The new WhatsApp ‘edit’ feature allows users to edit their messages entirely within 15 minutes of sending the initial message. Though the new edited message is classified as ‘Edited’ within parentheses, the recipient receives no notification. So, a situation may arise wherein an e-contract is concluded by sending a “yes” to a proposal by one of two or more contracting parties, subsequent to which either one or more parties change their position. However, at this point, the other party may make use of the ‘edit’ feature to change their “yes” to a “no”. The contracting party that has changed their position in light of the concluded e-contract is not notified of the same edit by WhatsApp. Moreover, there would be no reason for the owner of a business account to keep re-checking one of hundreds of business communications waiting for an unnotified edit.

The aggrieved contracting party could have changed their position to his detriment, but it is hard to provide them a remedy under contract law, as it is hard to prove that such an e-contract was concluded at all. Therefore, it is essential for the validity of such e-contracts to be suspended temporarily within Indian contract jurisprudence until the courts answer this critical question of law, lest individuals incur losses through the exploitation of this loophole by intelligent contractors. In its present state, recognising such e-contracts leads to an inequitable state that is detrimental to all.

Though e-contracts were recognised for e-mails in the Trimex International case above, it is relevant to note that e-mails, as a different form of electronic communication, do not allow ‘edits’ to messages once sent. This is why e-mails are so potent that they squarely fit into the definition and enforceability of contracts under the Indian Contract Act of 1872 and the Indian Evidence Act of the same year. E-mails are more powerful than WhatsApp and other messaging platforms in an agreement enforceable under the law since they lack many of WhatsApp’s popular features, such as the option to ‘delete’ messages once sent. A similar problem is posed by WhatsApp's ‘delete’ feature as well.


Since WhatsApp boasts of a near-monopoly within the domain of digital messaging platforms, at least in India (per survey data hyperlinked within a previous paragraph of this article), WhatsApp and its owner, Meta Platforms, must tread carefully and slowly as it implements new features to its well-functioning e-messaging ecosystem. When such a large demographic depends on WhatsApp economically for entering into and exiting from e-contracts and digital commerce relationships, WhatsApp’s developers must exercise utmost caution and weigh the feature’s impact upon said demographic over satisfying the wants of a few tech-savvy people. The author contends that WhatsApp must, in some form, be held liable for wantonly treading on the rights of people who rely on it for entering into e-contracts.

However, the author of this article acknowledges the importance of e-contracts in a country with a growing e-commerce sector where every household relies on it, regardless of annual per capita income.

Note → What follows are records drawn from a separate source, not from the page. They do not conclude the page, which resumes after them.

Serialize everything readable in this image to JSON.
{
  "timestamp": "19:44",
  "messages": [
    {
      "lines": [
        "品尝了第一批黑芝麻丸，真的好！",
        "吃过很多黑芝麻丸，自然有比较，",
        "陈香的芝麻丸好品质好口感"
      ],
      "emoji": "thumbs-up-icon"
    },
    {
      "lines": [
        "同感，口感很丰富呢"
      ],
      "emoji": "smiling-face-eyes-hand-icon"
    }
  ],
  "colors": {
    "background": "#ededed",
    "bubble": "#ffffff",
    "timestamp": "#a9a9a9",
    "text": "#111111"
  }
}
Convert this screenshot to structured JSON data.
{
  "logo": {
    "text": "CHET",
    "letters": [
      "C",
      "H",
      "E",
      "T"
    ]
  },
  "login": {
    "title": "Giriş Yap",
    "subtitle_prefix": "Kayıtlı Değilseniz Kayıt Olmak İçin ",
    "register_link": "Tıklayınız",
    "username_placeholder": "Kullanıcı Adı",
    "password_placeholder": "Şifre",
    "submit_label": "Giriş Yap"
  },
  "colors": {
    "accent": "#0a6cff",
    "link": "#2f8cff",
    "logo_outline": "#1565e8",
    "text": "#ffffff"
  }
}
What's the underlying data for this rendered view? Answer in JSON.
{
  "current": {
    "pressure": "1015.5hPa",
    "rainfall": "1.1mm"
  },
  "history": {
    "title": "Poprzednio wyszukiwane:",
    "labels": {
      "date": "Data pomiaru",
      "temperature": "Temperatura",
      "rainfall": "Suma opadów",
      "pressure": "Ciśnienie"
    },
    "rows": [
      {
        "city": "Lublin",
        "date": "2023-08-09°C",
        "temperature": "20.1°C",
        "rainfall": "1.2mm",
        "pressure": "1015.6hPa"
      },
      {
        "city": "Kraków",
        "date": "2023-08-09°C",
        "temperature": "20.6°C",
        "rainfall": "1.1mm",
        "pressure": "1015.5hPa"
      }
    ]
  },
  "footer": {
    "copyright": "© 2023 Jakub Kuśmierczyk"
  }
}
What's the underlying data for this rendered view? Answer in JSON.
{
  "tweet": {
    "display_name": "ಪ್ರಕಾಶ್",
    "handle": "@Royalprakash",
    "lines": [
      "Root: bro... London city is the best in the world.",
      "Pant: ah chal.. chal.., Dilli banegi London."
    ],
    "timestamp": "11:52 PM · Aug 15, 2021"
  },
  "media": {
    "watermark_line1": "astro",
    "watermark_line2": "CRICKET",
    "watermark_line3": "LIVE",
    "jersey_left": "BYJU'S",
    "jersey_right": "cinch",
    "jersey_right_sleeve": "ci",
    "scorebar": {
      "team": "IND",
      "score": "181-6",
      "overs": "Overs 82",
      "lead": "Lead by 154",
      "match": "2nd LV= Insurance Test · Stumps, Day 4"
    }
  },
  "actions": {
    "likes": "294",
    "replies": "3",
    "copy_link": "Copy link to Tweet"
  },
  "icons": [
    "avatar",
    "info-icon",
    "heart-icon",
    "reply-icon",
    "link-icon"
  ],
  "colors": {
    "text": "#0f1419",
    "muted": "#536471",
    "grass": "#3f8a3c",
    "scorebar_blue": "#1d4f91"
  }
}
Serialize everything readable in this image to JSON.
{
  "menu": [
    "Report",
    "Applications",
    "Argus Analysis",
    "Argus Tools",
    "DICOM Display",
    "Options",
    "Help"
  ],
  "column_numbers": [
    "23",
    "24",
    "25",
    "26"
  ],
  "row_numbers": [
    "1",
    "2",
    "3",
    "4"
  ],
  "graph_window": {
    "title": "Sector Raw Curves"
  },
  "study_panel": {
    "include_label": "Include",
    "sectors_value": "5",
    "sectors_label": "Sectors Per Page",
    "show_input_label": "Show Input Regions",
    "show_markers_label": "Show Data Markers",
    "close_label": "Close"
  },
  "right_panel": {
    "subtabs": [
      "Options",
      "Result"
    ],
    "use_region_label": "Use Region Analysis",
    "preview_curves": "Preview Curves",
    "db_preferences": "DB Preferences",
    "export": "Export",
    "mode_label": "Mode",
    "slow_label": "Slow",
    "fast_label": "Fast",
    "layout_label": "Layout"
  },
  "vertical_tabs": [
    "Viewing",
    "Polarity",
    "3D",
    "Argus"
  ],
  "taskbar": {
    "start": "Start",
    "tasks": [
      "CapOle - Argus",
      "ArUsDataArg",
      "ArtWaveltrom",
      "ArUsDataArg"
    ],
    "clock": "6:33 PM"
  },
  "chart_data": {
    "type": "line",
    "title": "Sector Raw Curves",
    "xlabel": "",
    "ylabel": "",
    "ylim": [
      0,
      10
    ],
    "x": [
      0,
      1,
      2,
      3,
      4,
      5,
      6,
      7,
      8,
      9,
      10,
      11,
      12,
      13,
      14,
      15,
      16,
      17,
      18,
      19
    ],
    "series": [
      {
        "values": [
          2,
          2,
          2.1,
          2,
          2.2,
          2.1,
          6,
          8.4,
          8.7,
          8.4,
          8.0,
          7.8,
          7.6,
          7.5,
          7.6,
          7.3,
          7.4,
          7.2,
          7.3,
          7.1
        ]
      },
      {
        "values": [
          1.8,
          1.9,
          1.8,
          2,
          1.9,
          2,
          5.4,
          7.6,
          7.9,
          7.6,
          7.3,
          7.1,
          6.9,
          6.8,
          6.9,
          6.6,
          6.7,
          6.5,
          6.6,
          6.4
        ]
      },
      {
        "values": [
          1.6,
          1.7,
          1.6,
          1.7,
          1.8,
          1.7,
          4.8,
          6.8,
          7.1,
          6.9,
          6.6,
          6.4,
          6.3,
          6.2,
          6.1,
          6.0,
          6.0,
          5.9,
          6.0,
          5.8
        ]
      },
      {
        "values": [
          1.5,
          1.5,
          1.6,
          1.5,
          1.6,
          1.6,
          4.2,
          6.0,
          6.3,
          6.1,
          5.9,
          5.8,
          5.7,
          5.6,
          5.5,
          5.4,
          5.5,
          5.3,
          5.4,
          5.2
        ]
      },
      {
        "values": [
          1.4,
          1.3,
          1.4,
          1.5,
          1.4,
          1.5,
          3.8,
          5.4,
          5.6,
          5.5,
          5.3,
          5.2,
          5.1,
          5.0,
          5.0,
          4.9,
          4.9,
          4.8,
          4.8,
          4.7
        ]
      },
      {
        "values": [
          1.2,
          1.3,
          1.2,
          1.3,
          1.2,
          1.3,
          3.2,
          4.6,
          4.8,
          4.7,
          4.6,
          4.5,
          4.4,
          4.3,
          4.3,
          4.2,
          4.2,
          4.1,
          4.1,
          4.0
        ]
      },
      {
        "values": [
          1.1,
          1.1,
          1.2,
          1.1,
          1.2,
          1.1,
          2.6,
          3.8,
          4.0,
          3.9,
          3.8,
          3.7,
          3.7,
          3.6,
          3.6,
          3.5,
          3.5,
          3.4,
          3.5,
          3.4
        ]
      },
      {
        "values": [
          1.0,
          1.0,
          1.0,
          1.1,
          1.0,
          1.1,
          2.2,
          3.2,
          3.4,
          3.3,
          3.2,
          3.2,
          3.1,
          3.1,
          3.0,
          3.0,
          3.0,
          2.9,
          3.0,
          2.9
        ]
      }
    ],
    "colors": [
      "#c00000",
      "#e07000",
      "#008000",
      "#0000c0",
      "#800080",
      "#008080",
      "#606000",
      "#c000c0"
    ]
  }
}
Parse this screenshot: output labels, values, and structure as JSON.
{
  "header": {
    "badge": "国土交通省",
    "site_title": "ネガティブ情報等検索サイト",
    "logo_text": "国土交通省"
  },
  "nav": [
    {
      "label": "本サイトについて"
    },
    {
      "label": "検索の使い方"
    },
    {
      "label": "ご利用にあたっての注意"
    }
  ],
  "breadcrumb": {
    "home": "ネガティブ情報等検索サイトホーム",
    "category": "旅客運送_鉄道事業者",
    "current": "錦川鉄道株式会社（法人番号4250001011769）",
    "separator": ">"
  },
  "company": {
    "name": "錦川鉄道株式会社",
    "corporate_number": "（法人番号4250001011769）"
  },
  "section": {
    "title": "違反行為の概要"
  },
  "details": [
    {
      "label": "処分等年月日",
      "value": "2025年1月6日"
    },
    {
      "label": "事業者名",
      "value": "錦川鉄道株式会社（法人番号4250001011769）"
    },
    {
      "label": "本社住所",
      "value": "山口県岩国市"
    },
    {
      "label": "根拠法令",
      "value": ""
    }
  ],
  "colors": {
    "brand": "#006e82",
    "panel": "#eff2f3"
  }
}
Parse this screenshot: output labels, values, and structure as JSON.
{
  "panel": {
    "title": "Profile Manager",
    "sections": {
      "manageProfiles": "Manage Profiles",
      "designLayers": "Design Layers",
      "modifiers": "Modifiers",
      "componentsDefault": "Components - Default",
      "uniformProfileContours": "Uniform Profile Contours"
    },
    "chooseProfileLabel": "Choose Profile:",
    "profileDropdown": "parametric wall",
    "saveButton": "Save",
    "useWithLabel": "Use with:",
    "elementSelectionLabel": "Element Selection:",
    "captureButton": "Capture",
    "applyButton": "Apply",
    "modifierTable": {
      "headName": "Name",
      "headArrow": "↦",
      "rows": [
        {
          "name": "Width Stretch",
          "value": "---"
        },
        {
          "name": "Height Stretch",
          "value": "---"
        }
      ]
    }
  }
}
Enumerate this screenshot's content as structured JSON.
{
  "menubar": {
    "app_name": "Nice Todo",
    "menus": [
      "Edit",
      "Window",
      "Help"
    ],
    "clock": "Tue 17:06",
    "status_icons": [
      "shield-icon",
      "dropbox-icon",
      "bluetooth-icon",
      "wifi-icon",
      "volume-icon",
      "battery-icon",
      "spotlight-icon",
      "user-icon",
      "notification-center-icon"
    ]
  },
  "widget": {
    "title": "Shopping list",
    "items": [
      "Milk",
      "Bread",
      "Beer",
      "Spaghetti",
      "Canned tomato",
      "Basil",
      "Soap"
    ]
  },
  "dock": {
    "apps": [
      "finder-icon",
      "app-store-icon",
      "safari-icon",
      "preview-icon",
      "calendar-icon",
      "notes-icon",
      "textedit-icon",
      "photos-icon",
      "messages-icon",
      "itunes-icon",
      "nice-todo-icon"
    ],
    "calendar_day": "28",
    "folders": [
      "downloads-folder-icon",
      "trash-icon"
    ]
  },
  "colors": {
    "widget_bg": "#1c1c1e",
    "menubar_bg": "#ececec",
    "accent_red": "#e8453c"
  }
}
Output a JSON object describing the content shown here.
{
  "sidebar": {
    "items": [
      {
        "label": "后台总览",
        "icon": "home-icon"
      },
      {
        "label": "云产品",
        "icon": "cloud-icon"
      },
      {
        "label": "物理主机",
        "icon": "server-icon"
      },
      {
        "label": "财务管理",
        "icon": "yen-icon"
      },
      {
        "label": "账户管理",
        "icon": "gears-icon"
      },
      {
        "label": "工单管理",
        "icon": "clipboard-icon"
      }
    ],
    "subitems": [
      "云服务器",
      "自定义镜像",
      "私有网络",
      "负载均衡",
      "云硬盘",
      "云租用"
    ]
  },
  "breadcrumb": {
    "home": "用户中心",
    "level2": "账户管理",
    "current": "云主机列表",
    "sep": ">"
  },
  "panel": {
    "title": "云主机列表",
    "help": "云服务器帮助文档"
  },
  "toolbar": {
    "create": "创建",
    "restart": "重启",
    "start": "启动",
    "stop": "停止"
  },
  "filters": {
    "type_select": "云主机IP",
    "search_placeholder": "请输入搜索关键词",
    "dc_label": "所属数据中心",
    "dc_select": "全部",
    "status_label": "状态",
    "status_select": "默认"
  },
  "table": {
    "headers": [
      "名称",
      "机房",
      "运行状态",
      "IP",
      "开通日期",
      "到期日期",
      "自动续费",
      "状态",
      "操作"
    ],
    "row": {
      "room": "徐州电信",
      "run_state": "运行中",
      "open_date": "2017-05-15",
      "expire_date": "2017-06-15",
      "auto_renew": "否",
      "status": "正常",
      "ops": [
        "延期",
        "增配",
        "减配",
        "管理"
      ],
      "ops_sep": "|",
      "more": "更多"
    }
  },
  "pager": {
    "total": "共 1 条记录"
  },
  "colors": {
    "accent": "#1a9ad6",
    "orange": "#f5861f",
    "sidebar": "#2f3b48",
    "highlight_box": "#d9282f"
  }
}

Jio and other telecom service providers have brought internet access to every remote village in India. This further stresses the importance of courts addressing this issue as soon as possible in a suo moto manner in case of a lack of appropriate petitions. Therefore, the ideal solution to this present predicament may be for the courts to direct Meta Platforms, which owns WhatsApp, to provide users with the option to view past ‘edits’ to messages and enable notifications for subsequent ‘edits’ to messages.

The author can only hope that the courts solve the present problem posed for individuals who rely on its equitable systems for contract enforcement and on WhatsApp’s digital commerce space, either by holding hands with WhatsApp or by halting WhatsApp in its pathuntil a remedy is implemented from their end.